常識やセオリーはいったん「無」にして、自分の「感性」に従って打つ時の荒さんは滅法強い。
この最強戦での謎のチーがまさにそれで、荒さんはキッチリと次巡*三をツモった。
このアガリを機に、荒さんはツキの風を吹かせ、決勝へと駒を進めたのであった。
【一番悔しかった思い出は?】
私はプロ連盟に入る前から荒さんの大ファンで、よく行動をともにさせてもらっていた。
リーグ戦の日はタクシーで迎えに来てくれて、私を拾って帝国ホテルの朝食をごちそうしてくださった。
中華粥の定食が4,500円とかでビビった上に、何がうまいのかも全然わからなかったが、荒さんの話はいつも面白かった。
竹書房の人に「最強の麻雀打ちって誰だろう?」と聞かれると、当時の私は迷わず「荒さん」と答えていた。
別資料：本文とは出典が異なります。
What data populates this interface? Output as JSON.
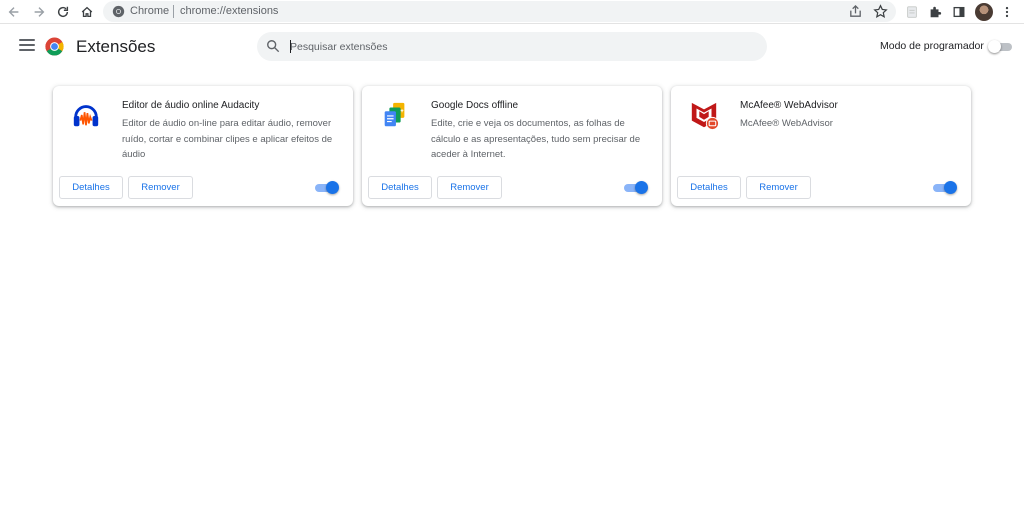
{
  "browser": {
    "site_chip": "Chrome",
    "url": "chrome://extensions"
  },
  "header": {
    "title": "Extensões",
    "search_placeholder": "Pesquisar extensões",
    "developer_mode_label": "Modo de programador",
    "developer_mode_enabled": false
  },
  "extensions": [
    {
      "name": "Editor de áudio online Audacity",
      "description": "Editor de áudio on-line para editar áudio, remover ruído, cortar e combinar clipes e aplicar efeitos de áudio",
      "details_label": "Detalhes",
      "remove_label": "Remover",
      "enabled": true,
      "icon": "audacity-icon"
    },
    {
      "name": "Google Docs offline",
      "description": "Edite, crie e veja os documentos, as folhas de cálculo e as apresentações, tudo sem precisar de aceder à Internet.",
      "details_label": "Detalhes",
      "remove_label": "Remover",
      "enabled": true,
      "icon": "google-docs-offline-icon"
    },
    {
      "name": "McAfee® WebAdvisor",
      "description": "McAfee® WebAdvisor",
      "details_label": "Detalhes",
      "remove_label": "Remover",
      "enabled": true,
      "icon": "mcafee-icon"
    }
  ],
  "colors": {
    "accent": "#1a73e8",
    "toggle_track_on": "#8ab4f8",
    "search_bg": "#f1f3f4"
  }
}
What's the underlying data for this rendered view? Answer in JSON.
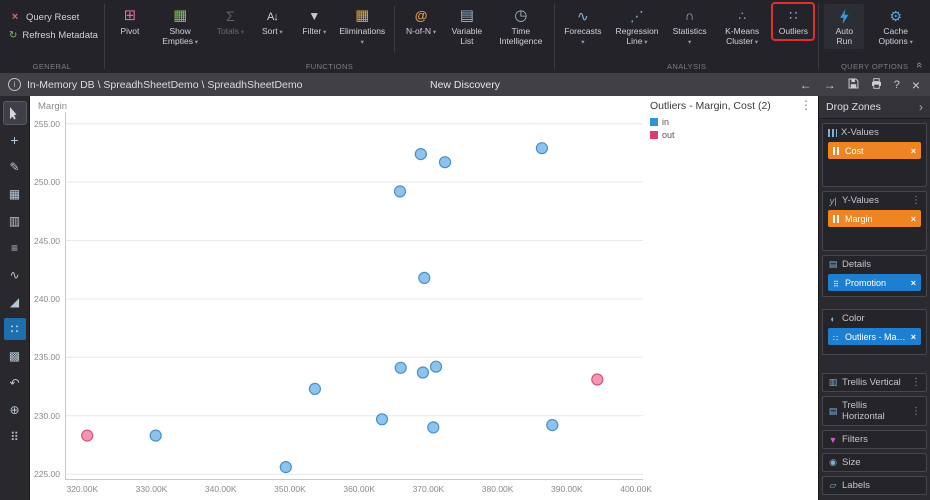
{
  "ribbon": {
    "general": {
      "label": "GENERAL",
      "items": [
        {
          "label": "Query Reset",
          "icon": "x-icon"
        },
        {
          "label": "Refresh Metadata",
          "icon": "refresh-icon"
        }
      ]
    },
    "functions": {
      "label": "FUNCTIONS",
      "items": [
        {
          "label": "Pivot",
          "icon": "pivot-grid-icon"
        },
        {
          "label": "Show Empties",
          "icon": "grid-icon",
          "dropdown": true
        },
        {
          "label": "Totals",
          "icon": "sigma-icon",
          "dropdown": true,
          "disabled": true
        },
        {
          "label": "Sort",
          "icon": "sort-az-icon",
          "dropdown": true
        },
        {
          "label": "Filter",
          "icon": "funnel-icon",
          "dropdown": true
        },
        {
          "label": "Eliminations",
          "icon": "grid-icon",
          "dropdown": true
        },
        {
          "label": "N-of-N",
          "icon": "at-grid-icon",
          "dropdown": true
        },
        {
          "label": "Variable List",
          "icon": "list-icon"
        },
        {
          "label": "Time Intelligence",
          "icon": "clock-icon"
        }
      ]
    },
    "analysis": {
      "label": "ANALYSIS",
      "items": [
        {
          "label": "Forecasts",
          "icon": "forecast-wave-icon",
          "dropdown": true
        },
        {
          "label": "Regression Line",
          "icon": "regression-dots-icon",
          "dropdown": true
        },
        {
          "label": "Statistics",
          "icon": "bell-curve-icon",
          "dropdown": true
        },
        {
          "label": "K-Means Cluster",
          "icon": "cluster-dots-icon",
          "dropdown": true
        },
        {
          "label": "Outliers",
          "icon": "scatter-dots-icon",
          "highlighted": true
        }
      ]
    },
    "query_options": {
      "label": "QUERY OPTIONS",
      "items": [
        {
          "label": "Auto Run",
          "icon": "lightning-icon"
        },
        {
          "label": "Cache Options",
          "icon": "gear-icon",
          "dropdown": true
        }
      ]
    }
  },
  "topbar": {
    "breadcrumb": "In-Memory DB \\ SpreadhSheetDemo \\ SpreadhSheetDemo",
    "title": "New Discovery"
  },
  "chart_data": {
    "type": "scatter",
    "title": "Outliers - Margin, Cost (2)",
    "ylabel": "Margin",
    "x_units": "thousands",
    "xlim": [
      317.5,
      401
    ],
    "ylim": [
      224.5,
      256
    ],
    "grid": "horizontal-only",
    "legend_position": "right-top",
    "xticks": [
      {
        "value": 320,
        "label": "320.00K"
      },
      {
        "value": 330,
        "label": "330.00K"
      },
      {
        "value": 340,
        "label": "340.00K"
      },
      {
        "value": 350,
        "label": "350.00K"
      },
      {
        "value": 360,
        "label": "360.00K"
      },
      {
        "value": 370,
        "label": "370.00K"
      },
      {
        "value": 380,
        "label": "380.00K"
      },
      {
        "value": 390,
        "label": "390.00K"
      },
      {
        "value": 400,
        "label": "400.00K"
      }
    ],
    "yticks": [
      {
        "value": 225,
        "label": "225.00"
      },
      {
        "value": 230,
        "label": "230.00"
      },
      {
        "value": 235,
        "label": "235.00"
      },
      {
        "value": 240,
        "label": "240.00"
      },
      {
        "value": 245,
        "label": "245.00"
      },
      {
        "value": 250,
        "label": "250.00"
      },
      {
        "value": 255,
        "label": "255.00"
      }
    ],
    "legend": [
      {
        "name": "in",
        "color": "#2e95d8"
      },
      {
        "name": "out",
        "color": "#dd3d6d"
      }
    ],
    "series": [
      {
        "name": "in",
        "fill": "#8ec4ec",
        "stroke": "#4a90c8",
        "points": [
          [
            330.6,
            228.3
          ],
          [
            349.4,
            225.6
          ],
          [
            353.6,
            232.3
          ],
          [
            363.3,
            229.7
          ],
          [
            365.9,
            249.2
          ],
          [
            366.0,
            234.1
          ],
          [
            368.9,
            252.4
          ],
          [
            369.2,
            233.7
          ],
          [
            369.4,
            241.8
          ],
          [
            370.7,
            229.0
          ],
          [
            371.1,
            234.2
          ],
          [
            372.4,
            251.7
          ],
          [
            386.4,
            252.9
          ],
          [
            387.9,
            229.2
          ]
        ]
      },
      {
        "name": "out",
        "fill": "#f097b4",
        "stroke": "#d9537a",
        "points": [
          [
            320.7,
            228.3
          ],
          [
            394.4,
            233.1
          ]
        ]
      }
    ]
  },
  "drop_zones": {
    "header": "Drop Zones",
    "chip_colors": {
      "measure": "#ef8522",
      "attribute": "#1e7fd0"
    },
    "sections": [
      {
        "label": "X-Values",
        "chips": [
          {
            "label": "Cost"
          }
        ]
      },
      {
        "label": "Y-Values",
        "chips": [
          {
            "label": "Margin"
          }
        ]
      },
      {
        "label": "Details",
        "chips": [
          {
            "label": "Promotion"
          }
        ]
      },
      {
        "label": "Color",
        "chips": [
          {
            "label": "Outliers - Margin,..."
          }
        ]
      },
      {
        "label": "Trellis Vertical",
        "chips": []
      },
      {
        "label": "Trellis Horizontal",
        "chips": []
      },
      {
        "label": "Filters",
        "chips": []
      },
      {
        "label": "Size",
        "chips": []
      },
      {
        "label": "Labels",
        "chips": []
      }
    ]
  }
}
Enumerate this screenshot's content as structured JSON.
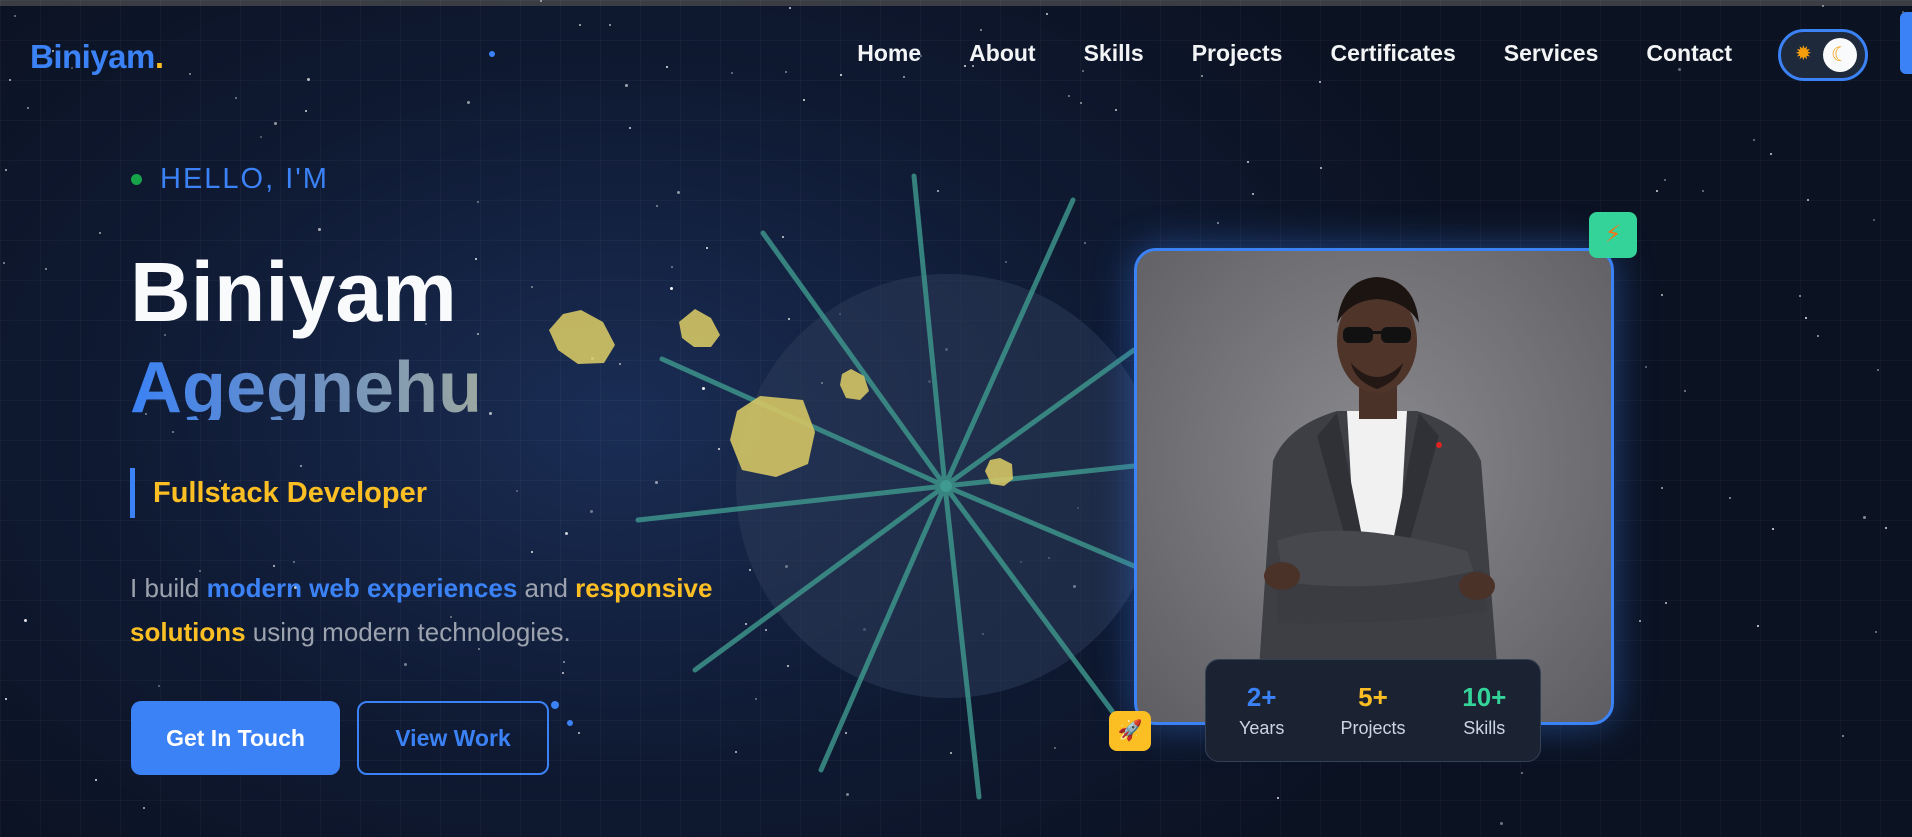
{
  "brand": {
    "name": "Biniyam",
    "dot": "."
  },
  "nav": {
    "links": [
      "Home",
      "About",
      "Skills",
      "Projects",
      "Certificates",
      "Services",
      "Contact"
    ],
    "theme_toggle": {
      "sun_icon": "sun-icon",
      "moon_icon": "moon-icon"
    }
  },
  "hero": {
    "greeting": "HELLO, I'M",
    "first_name": "Biniyam",
    "last_name": "Agegnehu",
    "role": "Fullstack Developer",
    "description": {
      "part1": "I build ",
      "highlight1": "modern web experiences",
      "part2": " and ",
      "highlight2": "responsive solutions",
      "part3": " using modern technologies."
    },
    "primary_button": "Get In Touch",
    "secondary_button": "View Work"
  },
  "profile": {
    "photo_alt": "Biniyam Agegnehu portrait",
    "top_badge_icon": "lightning-icon",
    "bottom_badge_icon": "rocket-icon",
    "stats": [
      {
        "value": "2+",
        "label": "Years",
        "color": "#3b82f6"
      },
      {
        "value": "5+",
        "label": "Projects",
        "color": "#fbbf24"
      },
      {
        "value": "10+",
        "label": "Skills",
        "color": "#34d399"
      }
    ]
  },
  "colors": {
    "accent": "#3b82f6",
    "highlight": "#fbbf24",
    "success": "#34d399",
    "background": "#0f1a33"
  }
}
「現役では最強だと思います」と言うと、それがそのままキャッチになったりした。
後から、森山茂和プロに「他の人が気を悪くするから『現役最強』はやめた方が良いよ。荒ちゃんが恨みを買うかもしれない」と言われたので、それはやめてもらった。
でも、変わらず私の中では荒さんが「最強」だったのである。
最強戦での闘牌を漫画にすることになって、漫画家さんと打ち合わせをした。
「大事な対局の前にするルーティンみたいなものはありますか?」
という漫画家さんの問いに対し、荒さんは答えた。
「過去の対局の中で一番良く打てた日のことを思い出します。イメージとレーニングで、脳を『ツイている時』の状態にするんです」
漫画家さんも担当編集も、私も感心した。なるほど。
「名古屋のグランプリ戦で優勝した時の牌譜はだいたい頭に入っていて、それを再生する感じです。あの時は本当に打てていて、相手の手牌もほとんど見えていたぐらいでした」
そんな「ゾーン」に入ることってあるのか。
というか、決勝の対局の牌譜が頭に入っているというのもすごい。
それを寝ながら再生して、翌日に備えるのだそうだ。
「でも、時々ですが、うまくいかない時があるんです。どうしてもポジティブな気持ちになれなかったりして」
漫画家さんは身を乗り出して聞く。
「そういう場合は、どうされるんですか?」
「逆に、凄くマイナスなことを思い出します。絶対にこうはならないぞっていう風に、心を奮い立たせるんです」
なるほど。達人の話は本当に面白い。
漫画家さんはどんどん掘り下げる。
「具体的には、どのようなマイナスイメージを思い起こすんでしょうか?」
「それはたとえば、街金に追いかけまわされて、悔しい思いをしたこととか」
私は爆笑してしまった。
編集者も笑っていた。
漫画家さんは、あっけにとられている。
「人が真面目に話してんのに、すーぐこれだから」
荒さんは自分の話の何がおかしいのか分かっていないのだ。誠心誠意、取材に答えているだけなのだが、マイナスイメージが「街金に追っかけられた」って! 誰でも笑うでしょう、そんなもん。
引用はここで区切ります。